More on the new partylist decision
The controversial party-list cases have been remanded by the Supreme Court to the Commission on Elections for review. What the Comelec is required to do is to decide two related questions: (1) Which organizations may participate in the party-list system? (2) Who are qualified to represent the party-list organizations?
My column last week was an attempt to answer the first of the above questions. Let me summarize: (a) The inspiration of the system is social justice understood in both the economic and political sense. (b) Participation in the system is not limited to the sectors enumerated by the Constitution or law, i.e., “labor, peasant, urban poor, indigenous cultural communities, women, youth, and such other sectors as may be provided by law.” (c) The enumerated sectors must be economically marginalized because that is what disables them from successfully engaging in the political struggle. (d) The national and regional organizations need not be economically marginalized but they must be politically or ideologically disadvantaged or marginalized. (e) Traditional political parties, if they wish to participate, must renounce participation in district elections. (f) Segments of political parties, if they wish to participate, must be separately incorporated and must be independent of their original parties.
In all of this, the Comelec must be guided by what the Supreme Court has said about the common denominator of participating organizations, namely: “The common denominator between sectoral and non-sectoral parties is that they cannot expect to win in legislative district elections but they can garner, in nationwide elections, at least the same number of votes that winning candidates can garner in legislative district elections. The party-list system will be the entry point to membership in the House of Representatives for both these non-traditional parties that could not compete in legislative district elections.”
And that is the difficult part causing concern, because it involves the evaluation of difficult factual issues. It is relatively easy to determine whether a sectoral party—e.g., of security guards—is economically marginalized and underrepresented and thus does not have much of a chance to win in a district election. But if the security guards of the country band together they might win one of the seats in the 20 percent share of party-list organizations. The same would be the case of other sectoral parties or a combination of them. But how does one measure the strength of nontraditional or regional parties?
The concern of some, however, is that nontraditional national or regional parties might guzzle up all of the 20 percent share of party-list organizations if the nonsectorals happen to have the support of moneyed individuals. Realistically, however, where are these nontraditional parties who are so vote-rich and so economically affluent as to be able to wipe out the economically marginalized and underrepresented?
The point is that the party-list system was designed for groups that “cannot expect to win in legislative district elections but can garner, in nationwide elections, at least the same number of votes that winning candidates can garner in legislative district elections.” These are the disadvantaged who wish to win but cannot win representation through district elections.

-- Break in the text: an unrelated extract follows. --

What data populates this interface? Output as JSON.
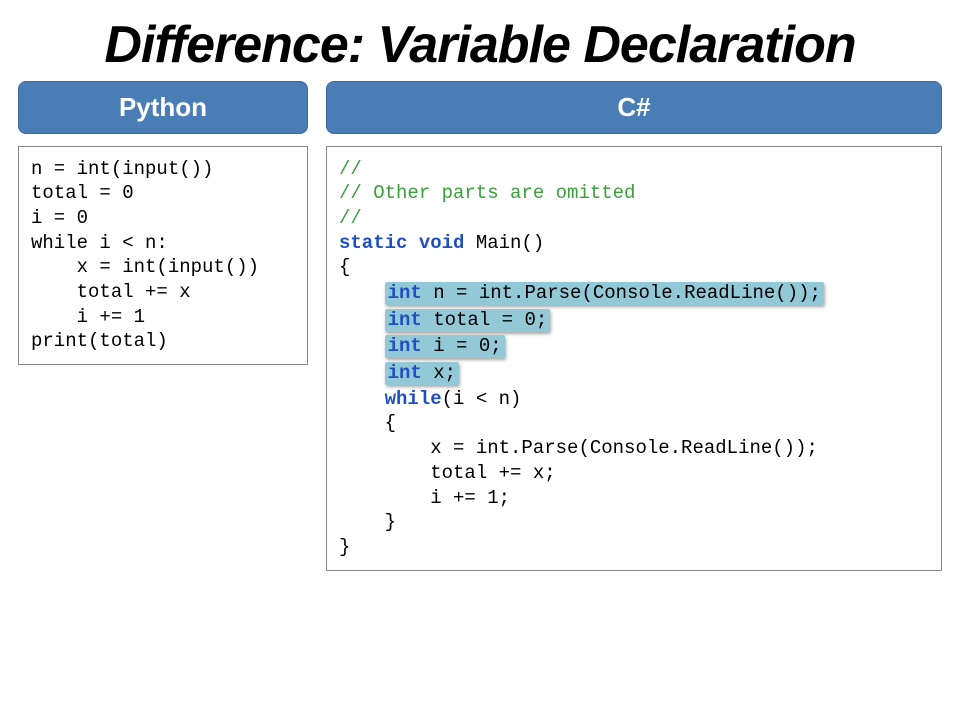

They are the beneficiaries of social justice in the 1987 Constitution which favors those who have less in life, either economically or politically.
Pluralism is a characteristic of a democracy. “To require all national and regional parties under the party-list system to represent the ‘marginalized and underrepresented’ is to deprive and exclude, by judicial fiat, ideology-based and cause-oriented parties from the party-list system. How will these ideology-based and cause-oriented parties, who cannot win in legislative district elections, participate in the electoral process if they are excluded from the party-list system? To exclude them from the party-list system is to prevent them from joining the parliamentary struggle, leaving as their only option the armed struggle.”

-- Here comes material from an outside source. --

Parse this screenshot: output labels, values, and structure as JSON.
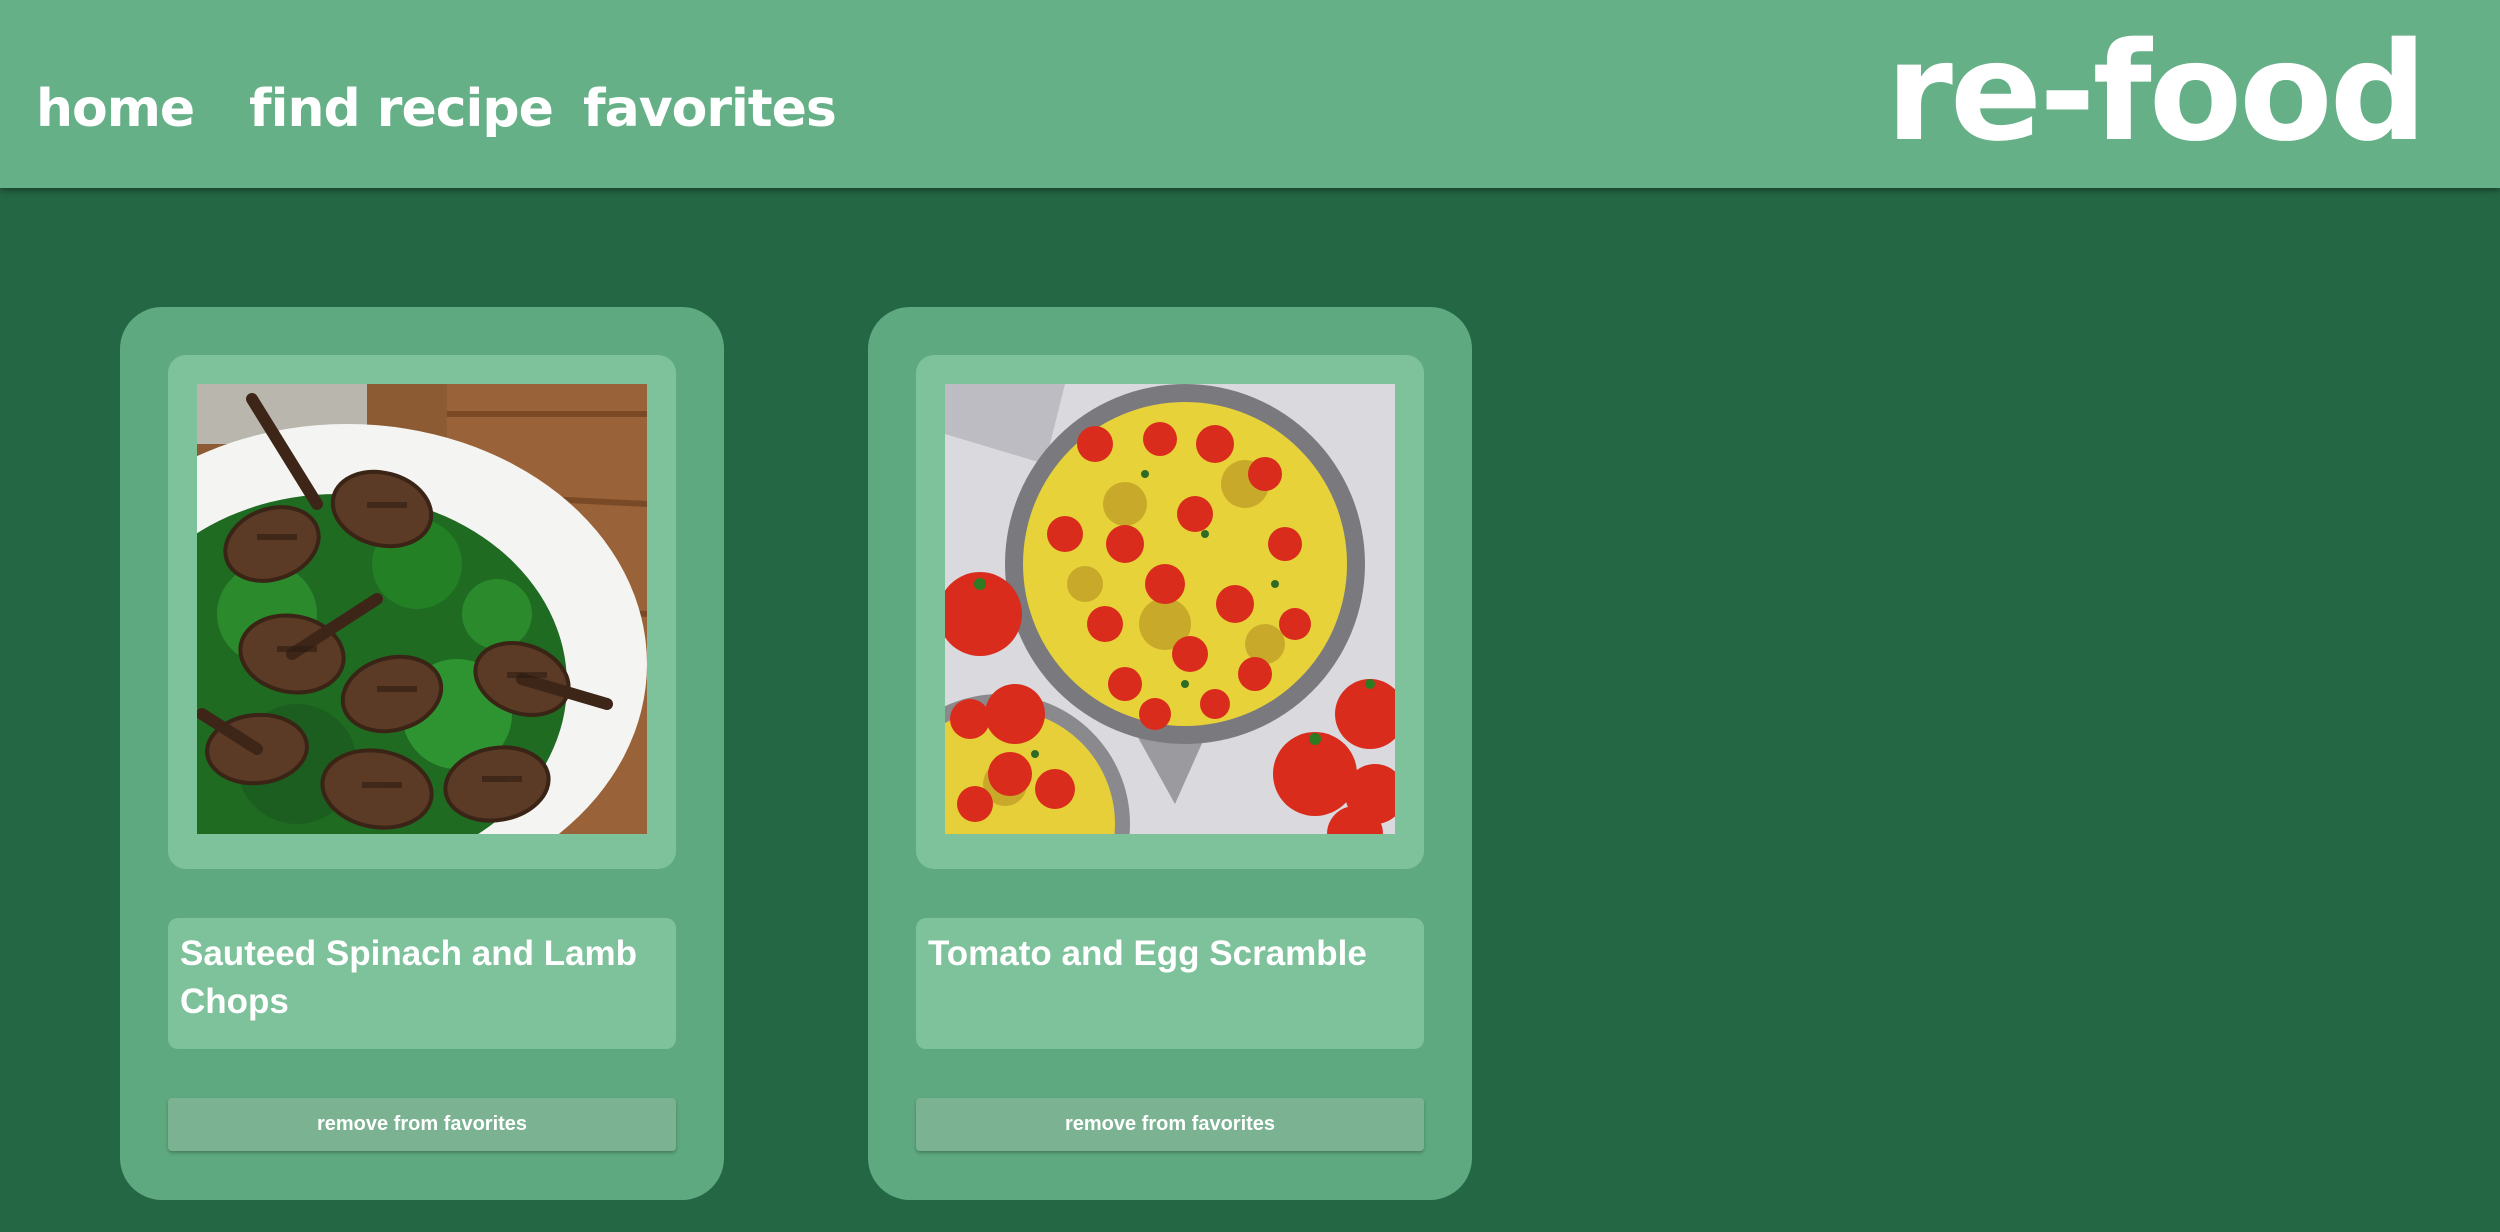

Moreover, I repeat my question: Where are the wealthy national or regional organizations capable of burying the sectors under an avalanche of votes? Will the Comelec be able to uncover them?
I now come to the qualifications of a party-list representative. This is a relatively easier puzzle for the Comelec. A party-list representative, of course, must have the qualifications of a district representative except for the residence requirement because he or she does not represent a district. But one must be a bona fide member of the party or organization which one seeks to represent at least 90 days before the election. In the case of sectoral parties, to be a bona fide party-list representative one must either belong to the sector represented, or have a track record of advocacy for such sector. In other words, to represent a party of farmers, one need not be a farmer but must have a track record of advocacy for farmers.